Company Number: SC042651
THE COMPANIES ACT 2006
PUBLIC LIMITED COMPANY
MID WYND INTERNATIONAL INVESTMENT TRUST PLC
RESOLUTIONS
(Passed on 16 October 2025)
At the Annual General Meeting of Mid Wynd International Investment Trust plc (the "Company"), duly convened and held at Juniper Partners Limited, 28 Walker Street, Edinburgh, EH3 7HR on 16 October 2025 at 12 noon, the following resolutions were passed:
SPECIAL RESOLUTIONS
- Authority to repurchase Ordinary shares
That, in substitution for any existing authority but without prejudice to the exercise of any such authority prior to the date of the passing of this resolution, the Company be and is hereby generally and unconditionally authorised pursuant to Section 701 of the Act to make market purchases (within the meaning of Section 693(4) of the Act) of any of its ordinary shares in the capital of the Company in such manner and upon such terms as the Directors of the Company may from time to time determine, provided that:
- (a) the maximum aggregate number of ordinary shares hereby authorised to be purchased is 5,511,276, or, if less, the number representing approximately 14.99% of the issued ordinary share capital of the Company (excluding Treasury shares) as at the date on which this resolution is passed;
- (b) the minimum price (exclusive of expenses) which may be paid for any ordinary share is the nominal value thereof;
- (c) the maximum (exclusive of expenses) price which may be paid for any ordinary share shall not be more than the higher of:
- (i) 5% above the average of the middle market quotations for an ordinary share (as derived from the Daily Official List of the London Stock Exchange) over the five business days immediately preceding the date of purchase; and
- (ii) the higher of the price of the last independent trade of an ordinary share and the highest current independent bid for such shares on the London Stock Exchange at the time the purchase is carried out; and
- (d) unless previously varied, revoked or renewed by the Company in a general meeting, the authority hereby conferred shall expire at the conclusion of the next annual general meeting of the Company held after the passing of this resolution or, if earlier, on the date which is 15 months after the date on which this resolution is passed, save that the Company may, prior to such expiry, enter into a contract to purchase ordinary shares under such authority which will or might be completed or
executed wholly or partly after the expiration of such authority and may make a purchase of ordinary shares pursuant to any such contract.
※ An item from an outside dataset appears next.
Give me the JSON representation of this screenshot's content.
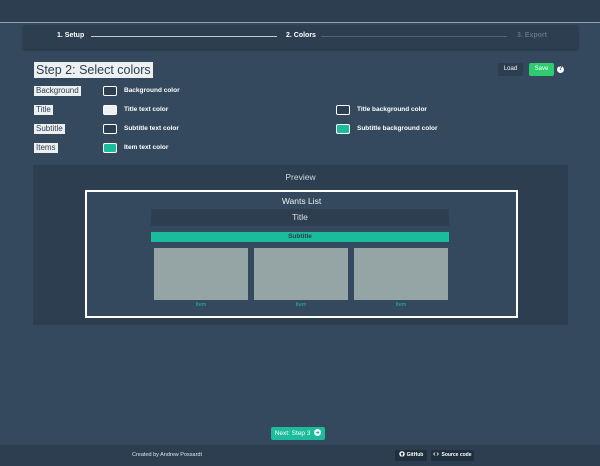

13. Disapplication of pre-emption rights
That, subject to the passing of Resolution 11, above (the 'Section 551 Resolution'), but without prejudice to the exercise of any such authority prior to the date of passing of this resolution, the Directors of the Company be and they are hereby generally and unconditionally empowered, pursuant to Sections 570 and 573 of the Act, to allot, or make offers or agreements to allot, equity securities (as defined in Section 560(1) of the Act), for cash pursuant to the authority given by the Section 551 Resolution or by way of a sale of Treasury shares (as defined in Section 560(3) of the Act), in each case as if Section 561(1) of the Act did not apply to any such allotment of equity securities or sale of Treasury shares, provided that this power:
- (a) shall be limited to the allotment of equity securities or sale of Treasury shares in connection with an offer of such securities to the holders of shares in the capital of the Company in proportion (as nearly as may be) to their respective holdings of such shares but subject to such exclusions, limits or restrictions or other arrangements as the Directors may deem necessary or expedient to deal with Treasury shares, fractional entitlements, record dates or any legal, regulatory or practical problems in or under the laws of any territory, or the requirements of any regulatory body or any stock exchange in any territory or otherwise howsoever; or
- (b) shall be limited to the allotment of equity securities or sale of Treasury shares (otherwise than pursuant to sub-paragraph (a) of this resolution) up to an aggregate nominal value of £497,858 being approximately 15% of the nominal value of the issued share capital of the Company (including Treasury shares), as at 5 September 2025; and
- (c) expires at the conclusion of the next annual general meeting of the Company or, if earlier, on the date which is 15 months after the date on which the resolution is passed, save that the Company may, before such expiry, make an offer or enter into an agreement which would or might require equity securities to be allotted or Treasury shares to be sold after such expiry and the Directors may allot equity securities or sell such Treasury shares in pursuance of any such offer or agreement as if the power conferred hereby had not expired.
14. Notice of General Meetings
That a general meeting of the Company other than an annual general meeting may be called on not less than 14 clear days' notice provided that this authority shall expire at the conclusion of the next annual general meeting of the Company.